Hmmm, I wonder why:
The amoeba typically live in lake bottoms, grazing off algae and bacteria in the sediment. Beach said people become infected when they wade through shallow water and stir up the bottom. If someone allows water to shoot up the nose -- say, by doing a cannonball off a cliff -- the amoeba can latch onto the person's olfactory nerve.
Researchers still have much to learn about Naegleria, Beach said. For example, it seems that children are more likely to get infected, and boys are infected more often than girls. Experts don't know why.
"Boys tend to have more boisterous activities (in water), but we're not clear," he said.
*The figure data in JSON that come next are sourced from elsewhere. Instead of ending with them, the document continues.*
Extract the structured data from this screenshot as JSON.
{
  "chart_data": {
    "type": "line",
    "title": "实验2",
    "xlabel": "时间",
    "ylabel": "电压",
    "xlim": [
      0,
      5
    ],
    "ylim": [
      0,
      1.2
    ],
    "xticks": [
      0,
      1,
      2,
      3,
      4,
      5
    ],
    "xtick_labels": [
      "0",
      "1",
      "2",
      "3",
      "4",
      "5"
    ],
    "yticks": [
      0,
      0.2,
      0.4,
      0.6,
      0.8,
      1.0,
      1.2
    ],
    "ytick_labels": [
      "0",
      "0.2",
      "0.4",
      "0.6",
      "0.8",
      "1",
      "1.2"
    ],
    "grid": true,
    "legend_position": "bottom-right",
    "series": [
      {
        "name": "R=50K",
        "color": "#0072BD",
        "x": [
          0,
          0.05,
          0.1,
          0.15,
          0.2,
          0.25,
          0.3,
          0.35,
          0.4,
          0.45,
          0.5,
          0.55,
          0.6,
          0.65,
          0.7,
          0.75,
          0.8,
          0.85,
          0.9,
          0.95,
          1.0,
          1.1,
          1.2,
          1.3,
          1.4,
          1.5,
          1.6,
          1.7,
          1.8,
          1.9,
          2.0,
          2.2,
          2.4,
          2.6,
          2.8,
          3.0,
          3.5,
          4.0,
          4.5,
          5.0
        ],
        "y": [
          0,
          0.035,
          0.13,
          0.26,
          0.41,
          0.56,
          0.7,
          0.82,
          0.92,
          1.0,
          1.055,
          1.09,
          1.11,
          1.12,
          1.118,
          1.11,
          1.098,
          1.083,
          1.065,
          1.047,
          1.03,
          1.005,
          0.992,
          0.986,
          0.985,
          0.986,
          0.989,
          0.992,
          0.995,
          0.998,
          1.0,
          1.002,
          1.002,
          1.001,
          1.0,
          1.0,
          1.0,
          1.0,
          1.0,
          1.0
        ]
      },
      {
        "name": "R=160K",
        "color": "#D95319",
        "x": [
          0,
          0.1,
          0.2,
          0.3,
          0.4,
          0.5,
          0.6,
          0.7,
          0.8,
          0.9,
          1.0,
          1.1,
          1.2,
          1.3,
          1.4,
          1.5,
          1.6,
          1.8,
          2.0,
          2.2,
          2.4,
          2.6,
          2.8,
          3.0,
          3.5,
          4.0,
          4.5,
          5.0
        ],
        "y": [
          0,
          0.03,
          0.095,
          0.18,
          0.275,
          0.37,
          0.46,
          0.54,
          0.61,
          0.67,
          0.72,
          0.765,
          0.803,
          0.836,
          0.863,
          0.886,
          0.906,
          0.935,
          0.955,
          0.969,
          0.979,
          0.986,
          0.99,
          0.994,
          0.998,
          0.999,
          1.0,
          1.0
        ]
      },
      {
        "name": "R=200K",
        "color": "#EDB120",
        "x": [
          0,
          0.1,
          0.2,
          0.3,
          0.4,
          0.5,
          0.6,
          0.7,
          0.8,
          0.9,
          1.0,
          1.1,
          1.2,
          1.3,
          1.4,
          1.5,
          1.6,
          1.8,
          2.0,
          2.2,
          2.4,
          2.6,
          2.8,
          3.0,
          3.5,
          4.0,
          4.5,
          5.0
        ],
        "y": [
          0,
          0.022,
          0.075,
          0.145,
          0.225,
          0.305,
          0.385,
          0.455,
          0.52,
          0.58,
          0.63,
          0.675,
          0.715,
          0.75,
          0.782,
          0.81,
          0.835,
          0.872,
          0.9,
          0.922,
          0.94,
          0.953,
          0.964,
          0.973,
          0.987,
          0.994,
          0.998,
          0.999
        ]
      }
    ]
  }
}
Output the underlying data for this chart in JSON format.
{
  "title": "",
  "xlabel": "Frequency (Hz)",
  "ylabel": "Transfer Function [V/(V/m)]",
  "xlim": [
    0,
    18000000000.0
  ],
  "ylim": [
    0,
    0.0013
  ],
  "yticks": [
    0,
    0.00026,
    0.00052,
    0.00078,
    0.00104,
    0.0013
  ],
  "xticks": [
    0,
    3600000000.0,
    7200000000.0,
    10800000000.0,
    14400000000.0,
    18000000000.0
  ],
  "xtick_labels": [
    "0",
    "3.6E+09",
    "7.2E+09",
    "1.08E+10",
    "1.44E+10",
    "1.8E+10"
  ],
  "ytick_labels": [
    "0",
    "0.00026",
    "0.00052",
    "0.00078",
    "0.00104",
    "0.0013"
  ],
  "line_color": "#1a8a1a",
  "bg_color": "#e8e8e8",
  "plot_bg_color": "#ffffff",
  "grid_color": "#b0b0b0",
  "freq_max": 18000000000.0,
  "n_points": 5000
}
This comes pretty hot on the heels of reading another story of researchers not being able to see what should be obvious. They observed in this case that certain activities which are boisterous tend to stir up the amoeba, causing it to infect a human. They also observed that boys are more likely to get infected than girls. They even acknowledge that boys are more likely to engage in boisterous activity in the water than girls. The answer is right in front of them, they just can't see it because it falls onto more basic reasoning skills.
- Boys tend to engage in boisterous activity.
- Boisterous activities tend to stir up the parasite.
- Boys tend to stir up the parasite.
QED...
It's a human failing. Too often people over-think it and fly right by the answer. They don't expect it to be simple or obvious.